Liverpool.
Ein Raum. Dort, im Haus von Jürgen Klopp, komprimiert sich alles wohl am ehesten. Der Trainer hat sein neues Zuhause in Formby gefunden, einem Ort 20 Kilometer außerhalb von Liverpool, wo die Nachbarn Boote besitzen und Pools im Garten. Klopp hat da ein Haus gemietet, das einst Steven Gerrard, eine Vereinslegende des FC Liverpool, bauen ließ. Das Gebäude sieht auch einen riesigen Raum vor, der derzeit noch leer steht. Das, sagt Klopp, „ist das ehemalige Trophäenzimmer von Steven. Glücklicherweise hat er sie alle mitgenommen.“
Es ist nicht so, dass es Klopp, seiner Frau Ulla und Hund Emma ansonsten an Platz mangeln würde, aber vermutlich hilft es, nicht auch noch daheim an die Erfolge der Vergangenheit erinnert zu werden.

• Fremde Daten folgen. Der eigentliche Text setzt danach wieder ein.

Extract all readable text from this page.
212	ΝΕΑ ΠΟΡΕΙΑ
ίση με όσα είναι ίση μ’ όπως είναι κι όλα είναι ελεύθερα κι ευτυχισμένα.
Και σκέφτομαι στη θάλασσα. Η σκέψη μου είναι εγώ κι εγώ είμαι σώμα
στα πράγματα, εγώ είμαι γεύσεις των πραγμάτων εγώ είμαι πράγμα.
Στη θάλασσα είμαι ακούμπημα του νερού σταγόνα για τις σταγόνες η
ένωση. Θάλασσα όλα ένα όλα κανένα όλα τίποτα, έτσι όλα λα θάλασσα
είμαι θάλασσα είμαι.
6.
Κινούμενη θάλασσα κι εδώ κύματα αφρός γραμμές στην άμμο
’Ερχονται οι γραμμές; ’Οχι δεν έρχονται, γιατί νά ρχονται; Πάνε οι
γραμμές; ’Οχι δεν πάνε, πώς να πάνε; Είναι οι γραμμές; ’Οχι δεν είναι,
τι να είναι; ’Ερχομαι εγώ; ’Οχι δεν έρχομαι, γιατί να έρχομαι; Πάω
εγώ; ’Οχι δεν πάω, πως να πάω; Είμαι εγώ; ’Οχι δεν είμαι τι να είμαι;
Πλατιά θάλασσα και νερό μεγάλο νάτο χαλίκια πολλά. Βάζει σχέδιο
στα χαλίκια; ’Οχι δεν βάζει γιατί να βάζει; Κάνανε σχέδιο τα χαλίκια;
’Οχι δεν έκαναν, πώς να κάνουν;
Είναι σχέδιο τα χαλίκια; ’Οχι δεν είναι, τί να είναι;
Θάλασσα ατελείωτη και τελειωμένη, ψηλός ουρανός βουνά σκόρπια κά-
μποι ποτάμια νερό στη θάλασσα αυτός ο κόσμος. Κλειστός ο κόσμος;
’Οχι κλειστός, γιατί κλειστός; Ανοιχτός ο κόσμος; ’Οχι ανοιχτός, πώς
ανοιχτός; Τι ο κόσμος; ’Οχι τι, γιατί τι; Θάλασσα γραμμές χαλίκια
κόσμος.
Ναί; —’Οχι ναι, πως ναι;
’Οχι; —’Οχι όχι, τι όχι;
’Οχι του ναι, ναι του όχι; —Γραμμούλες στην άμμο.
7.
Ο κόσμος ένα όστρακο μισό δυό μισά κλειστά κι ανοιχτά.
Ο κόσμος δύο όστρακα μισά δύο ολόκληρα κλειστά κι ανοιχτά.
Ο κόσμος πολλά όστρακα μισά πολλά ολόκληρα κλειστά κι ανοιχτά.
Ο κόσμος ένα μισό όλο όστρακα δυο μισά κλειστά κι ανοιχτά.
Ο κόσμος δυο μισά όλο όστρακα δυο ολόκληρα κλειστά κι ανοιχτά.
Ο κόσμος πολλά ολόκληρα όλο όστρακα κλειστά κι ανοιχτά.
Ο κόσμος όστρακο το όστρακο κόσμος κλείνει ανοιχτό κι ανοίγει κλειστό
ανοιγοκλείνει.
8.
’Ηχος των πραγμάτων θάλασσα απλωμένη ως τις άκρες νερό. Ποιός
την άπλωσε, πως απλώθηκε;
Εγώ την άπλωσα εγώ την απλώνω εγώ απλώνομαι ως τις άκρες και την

Es ist früh am Morgen, als Klopp auf dem Trainingsgelände des FC Liverpool in Melwood vorfährt. Seit vier Monaten ist er Trainer bei diesem Verein, der so groß, so berühmt ist. Anfield Road – eine weltbekannte Straße, ein weltbekanntes Stadion. Straßenschilder mit dieser Aufschrift gibt es kaum an den Ecken, sie werden immer wieder geklaut.
„Das einzige Problem ist, dass die großen Erfolge des Klubs schon länger zurückliegen. Und wenn die Gegenwart der Geschichte nicht gerecht wird, dann entsteht Unruhe“, sagt der 48-Jährige. Er wusste das alles. Das reizte ihn nur noch mehr.

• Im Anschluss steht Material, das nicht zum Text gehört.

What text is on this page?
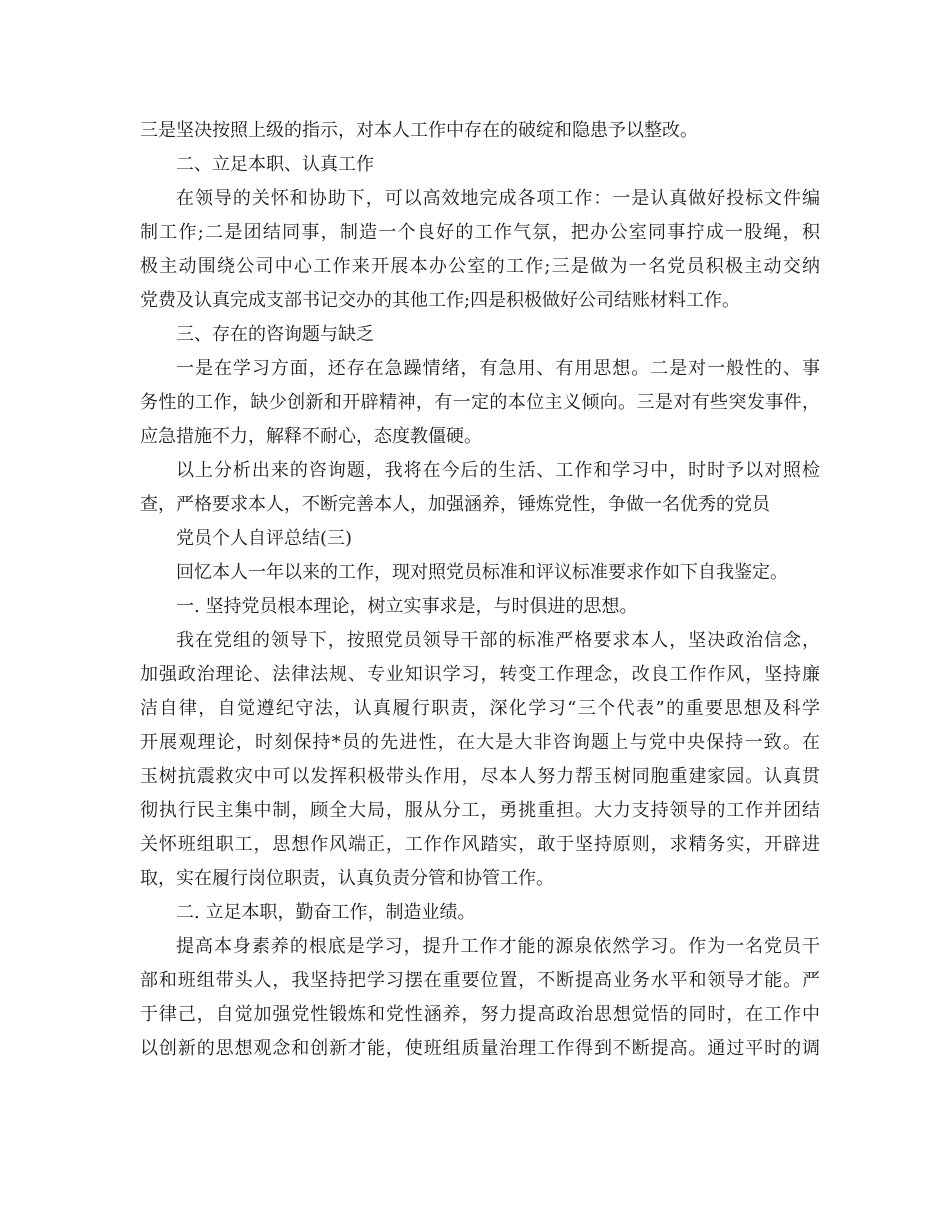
三是坚决按照上级的指示，对本人工作中存在的破绽和隐患予以整改。
二、立足本职、认真工作
在领导的关怀和协助下，可以高效地完成各项工作：一是认真做好投标文件编
制工作;二是团结同事，制造一个良好的工作气氛，把办公室同事拧成一股绳，积
极主动围绕公司中心工作来开展本办公室的工作;三是做为一名党员积极主动交纳
党费及认真完成支部书记交办的其他工作;四是积极做好公司结账材料工作。
三、存在的咨询题与缺乏
一是在学习方面，还存在急躁情绪，有急用、有用思想。二是对一般性的、事
务性的工作，缺少创新和开辟精神，有一定的本位主义倾向。三是对有些突发事件，
应急措施不力，解释不耐心，态度教僵硬。
以上分析出来的咨询题，我将在今后的生活、工作和学习中，时时予以对照检
查，严格要求本人，不断完善本人，加强涵养，锤炼党性，争做一名优秀的党员
党员个人自评总结(三)
回忆本人一年以来的工作，现对照党员标准和评议标准要求作如下自我鉴定。
一. 坚持党员根本理论，树立实事求是，与时俱进的思想。
我在党组的领导下，按照党员领导干部的标准严格要求本人，坚决政治信念，
加强政治理论、法律法规、专业知识学习，转变工作理念，改良工作作风，坚持廉
洁自律，自觉遵纪守法，认真履行职责，深化学习“三个代表”的重要思想及科学
开展观理论，时刻保持*员的先进性，在大是大非咨询题上与党中央保持一致。在
玉树抗震救灾中可以发挥积极带头作用，尽本人努力帮玉树同胞重建家园。认真贯
彻执行民主集中制，顾全大局，服从分工，勇挑重担。大力支持领导的工作并团结
关怀班组职工，思想作风端正，工作作风踏实，敢于坚持原则，求精务实，开辟进
取，实在履行岗位职责，认真负责分管和协管工作。
二. 立足本职，勤奋工作，制造业绩。
提高本身素养的根底是学习，提升工作才能的源泉依然学习。作为一名党员干
部和班组带头人，我坚持把学习摆在重要位置，不断提高业务水平和领导才能。严
于律己，自觉加强党性锻炼和党性涵养，努力提高政治思想觉悟的同时，在工作中
以创新的思想观念和创新才能，使班组质量治理工作得到不断提高。通过平时的调
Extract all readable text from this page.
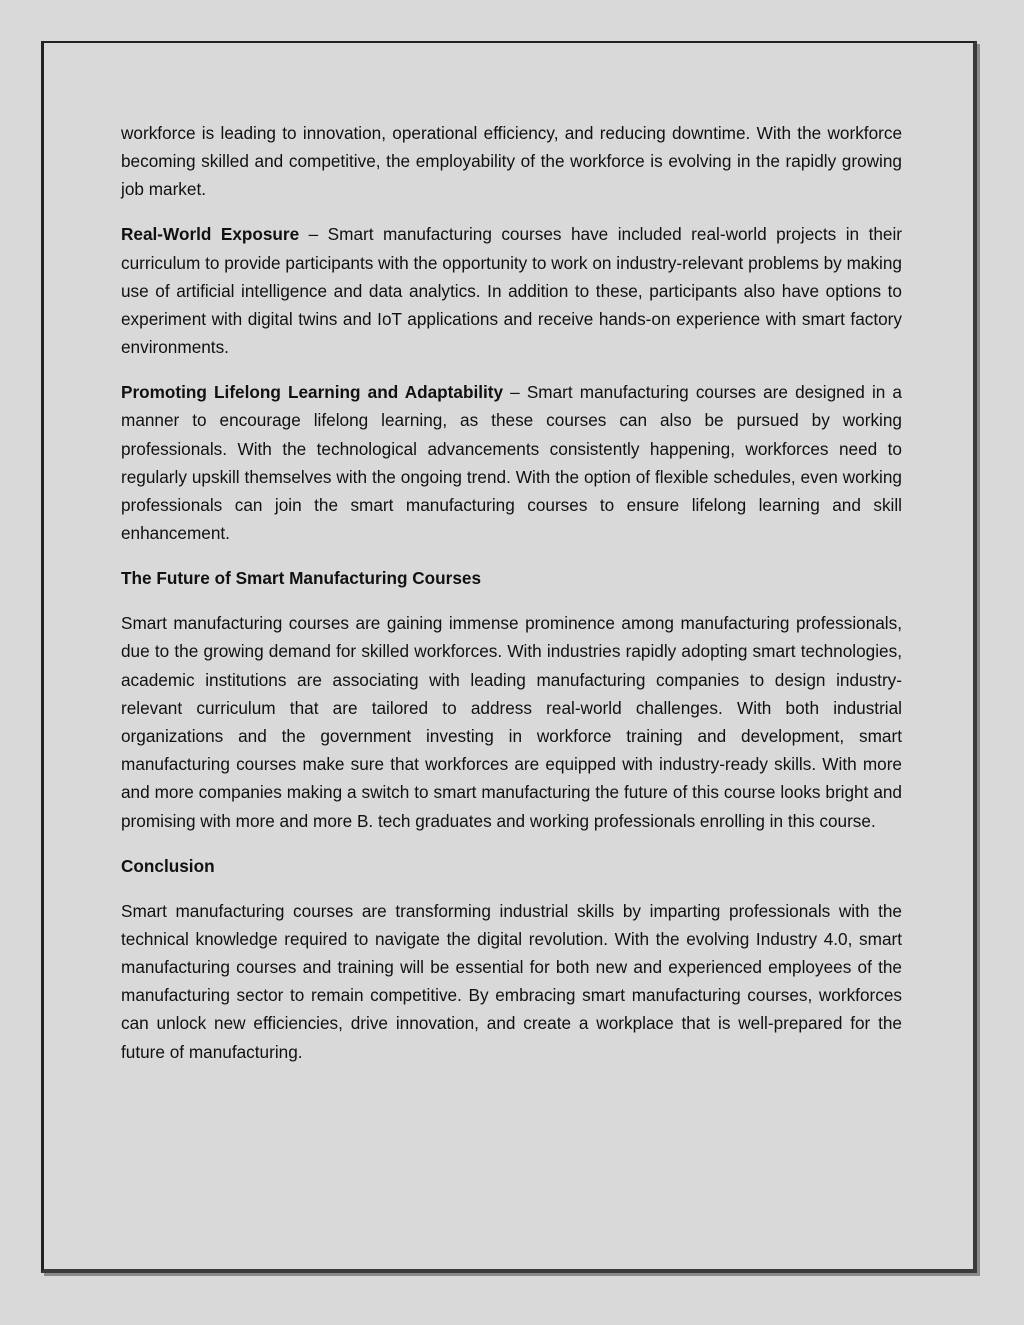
workforce is leading to innovation, operational efficiency, and reducing downtime. With the workforce becoming skilled and competitive, the employability of the workforce is evolving in the rapidly growing job market.

Real-World Exposure – Smart manufacturing courses have included real-world projects in their curriculum to provide participants with the opportunity to work on industry-relevant problems by making use of artificial intelligence and data analytics. In addition to these, participants also have options to experiment with digital twins and IoT applications and receive hands-on experience with smart factory environments.

Promoting Lifelong Learning and Adaptability – Smart manufacturing courses are designed in a manner to encourage lifelong learning, as these courses can also be pursued by working professionals. With the technological advancements consistently happening, workforces need to regularly upskill themselves with the ongoing trend. With the option of flexible schedules, even working professionals can join the smart manufacturing courses to ensure lifelong learning and skill enhancement.

The Future of Smart Manufacturing Courses

Smart manufacturing courses are gaining immense prominence among manufacturing professionals, due to the growing demand for skilled workforces. With industries rapidly adopting smart technologies, academic institutions are associating with leading manufacturing companies to design industry-relevant curriculum that are tailored to address real-world challenges. With both industrial organizations and the government investing in workforce training and development, smart manufacturing courses make sure that workforces are equipped with industry-ready skills. With more and more companies making a switch to smart manufacturing the future of this course looks bright and promising with more and more B. tech graduates and working professionals enrolling in this course.

Conclusion

Smart manufacturing courses are transforming industrial skills by imparting professionals with the technical knowledge required to navigate the digital revolution. With the evolving Industry 4.0, smart manufacturing courses and training will be essential for both new and experienced employees of the manufacturing sector to remain competitive. By embracing smart manufacturing courses, workforces can unlock new efficiencies, drive innovation, and create a workplace that is well-prepared for the future of manufacturing.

Nach sieben wundersamen Jahren in Dortmund, die beinahe bis auf den Gipfel des europäischen Fußballs führten, soll er das nächste Märchen produzieren. An einem Ort, wo sie sich mehr nach einem Märchen sehnen als anderswo.
Als Klopp kam, war die Euphorie riesig, mittlerweile mischt sich auch Sachlichkeit in die manchmal überbordenden Hoffnungen. „Im Hype des Anfangs wurde so getan, als könnte ich durch Hand-Auflegen Dinge verändern. Und wenn die gleichen Leute jetzt merken, dass durch Hand-Auflegen nichts geht, dann wundern sie sich.“
Noch immer verkaufen sich in der Stadt die Dinge mit seinem Konterfei, mit seinem Namen. Sie liegen hundertfach im Fanshop in der Innenstadt: Klopp-Wimpel, Klopp-Tassen, Klopp-Masken, Klopp-Strampler, Klopp-Schnuller. Aber die Hysterie ist erst mal verflogen.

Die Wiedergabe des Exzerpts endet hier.